Meet Harness-1: A 20B Retrieval Subagent Trained With Reinforcement Learning Inside a Stateful Search Harness on gpt-oss-20b
English summary
Harness-1 is a 20B retrieval subagent that separates search decisions from bookkeeping by using a stateful harness. It achieves 0.730 average curated recall across eight benchmarks, outperforming other open models and nearing frontier performance. The model is trained with supervised fine-tuning for interface operation and reinforcement learning for search policy, using a finite set of tools and a working memory. Weights and harness code are publicly released on Hugging Face and GitHub.
Chinese summary
Harness-1是一个200亿参数的检索子代理,通过有状态框架将搜索决策与簿记分离。它在八个基准测试中平均达到0.730的策划召回率,超越其他开放模型,接近前沿性能。该模型通过监督微调学习接口操作,通过强化学习优化搜索策略,使用有限工具集和工作记忆。权重和框架代码已在Hugging Face和GitHub上公开发布。
Key points
Core idea: Stateful cognitive offloading separates policy decisions from environment bookkeeping.
核心思想:有状态认知卸载将策略决策与环境簿记分离。
Training: SFT on 899 GPT-5.4 trajectories, then on-policy CISPO RL on SEC queries with diversity bonus.

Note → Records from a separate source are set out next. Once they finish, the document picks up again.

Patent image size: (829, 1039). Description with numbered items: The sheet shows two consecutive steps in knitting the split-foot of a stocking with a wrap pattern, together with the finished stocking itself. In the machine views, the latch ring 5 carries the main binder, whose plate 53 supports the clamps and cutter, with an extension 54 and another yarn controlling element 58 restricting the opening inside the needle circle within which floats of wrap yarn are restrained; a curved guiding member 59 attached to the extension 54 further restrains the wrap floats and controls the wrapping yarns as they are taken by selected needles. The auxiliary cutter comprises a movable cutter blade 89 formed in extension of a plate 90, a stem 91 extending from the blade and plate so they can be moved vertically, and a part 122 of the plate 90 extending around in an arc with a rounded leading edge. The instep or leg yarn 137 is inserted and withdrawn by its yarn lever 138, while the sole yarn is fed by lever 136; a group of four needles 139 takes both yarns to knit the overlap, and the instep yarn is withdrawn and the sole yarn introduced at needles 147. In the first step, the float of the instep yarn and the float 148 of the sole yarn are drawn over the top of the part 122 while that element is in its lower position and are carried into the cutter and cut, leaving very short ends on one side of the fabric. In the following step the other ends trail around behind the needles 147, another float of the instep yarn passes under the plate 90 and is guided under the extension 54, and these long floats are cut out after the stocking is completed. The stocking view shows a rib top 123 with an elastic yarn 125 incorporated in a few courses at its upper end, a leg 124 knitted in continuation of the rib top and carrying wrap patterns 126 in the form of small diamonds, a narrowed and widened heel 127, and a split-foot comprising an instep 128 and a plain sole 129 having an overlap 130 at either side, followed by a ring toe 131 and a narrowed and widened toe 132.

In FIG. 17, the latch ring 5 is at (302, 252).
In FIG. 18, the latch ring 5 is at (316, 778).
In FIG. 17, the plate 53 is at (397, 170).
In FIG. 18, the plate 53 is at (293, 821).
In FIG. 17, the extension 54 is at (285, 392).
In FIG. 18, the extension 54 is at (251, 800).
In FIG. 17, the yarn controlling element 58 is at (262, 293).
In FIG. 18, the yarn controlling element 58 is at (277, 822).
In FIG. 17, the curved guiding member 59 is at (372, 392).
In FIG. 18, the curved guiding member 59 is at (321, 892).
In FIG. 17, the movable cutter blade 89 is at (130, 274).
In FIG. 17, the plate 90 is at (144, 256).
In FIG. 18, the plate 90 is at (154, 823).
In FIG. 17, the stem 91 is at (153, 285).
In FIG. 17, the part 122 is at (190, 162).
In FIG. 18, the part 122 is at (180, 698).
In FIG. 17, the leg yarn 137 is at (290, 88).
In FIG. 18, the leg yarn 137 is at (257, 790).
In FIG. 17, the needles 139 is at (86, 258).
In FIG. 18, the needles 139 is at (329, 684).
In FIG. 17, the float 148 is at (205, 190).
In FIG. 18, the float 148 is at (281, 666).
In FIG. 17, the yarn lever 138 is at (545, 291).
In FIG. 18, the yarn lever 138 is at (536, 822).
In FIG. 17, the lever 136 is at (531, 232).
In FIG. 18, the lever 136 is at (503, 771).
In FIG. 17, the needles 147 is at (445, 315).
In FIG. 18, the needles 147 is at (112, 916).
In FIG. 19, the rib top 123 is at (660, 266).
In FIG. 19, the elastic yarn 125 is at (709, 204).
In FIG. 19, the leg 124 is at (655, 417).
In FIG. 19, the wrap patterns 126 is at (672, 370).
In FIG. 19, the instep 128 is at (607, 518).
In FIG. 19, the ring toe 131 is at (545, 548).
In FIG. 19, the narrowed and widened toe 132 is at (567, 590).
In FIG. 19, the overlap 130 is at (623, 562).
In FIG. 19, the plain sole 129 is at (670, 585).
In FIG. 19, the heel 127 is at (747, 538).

训练:在899条GPT-5.4轨迹上进行SFT,然后使用多样性奖励在SEC查询上进行策略内CISPO强化学习。
Performance: 0.730 avg curated recall, +11.4 points over next open subagent; largest gains on held-out benchmarks.
性能:平均策划召回率0.730,比下一个开放子代理高11.4个百分点;在保留基准上收益最大。
Open-source: Weights and harness code available on Hugging Face and GitHub, servable via vLLM, SGLang, Transformers.
开源:权重和框架代码已在Hugging Face和GitHub上发布,可通过vLLM、SGLang、Transformers提供服务。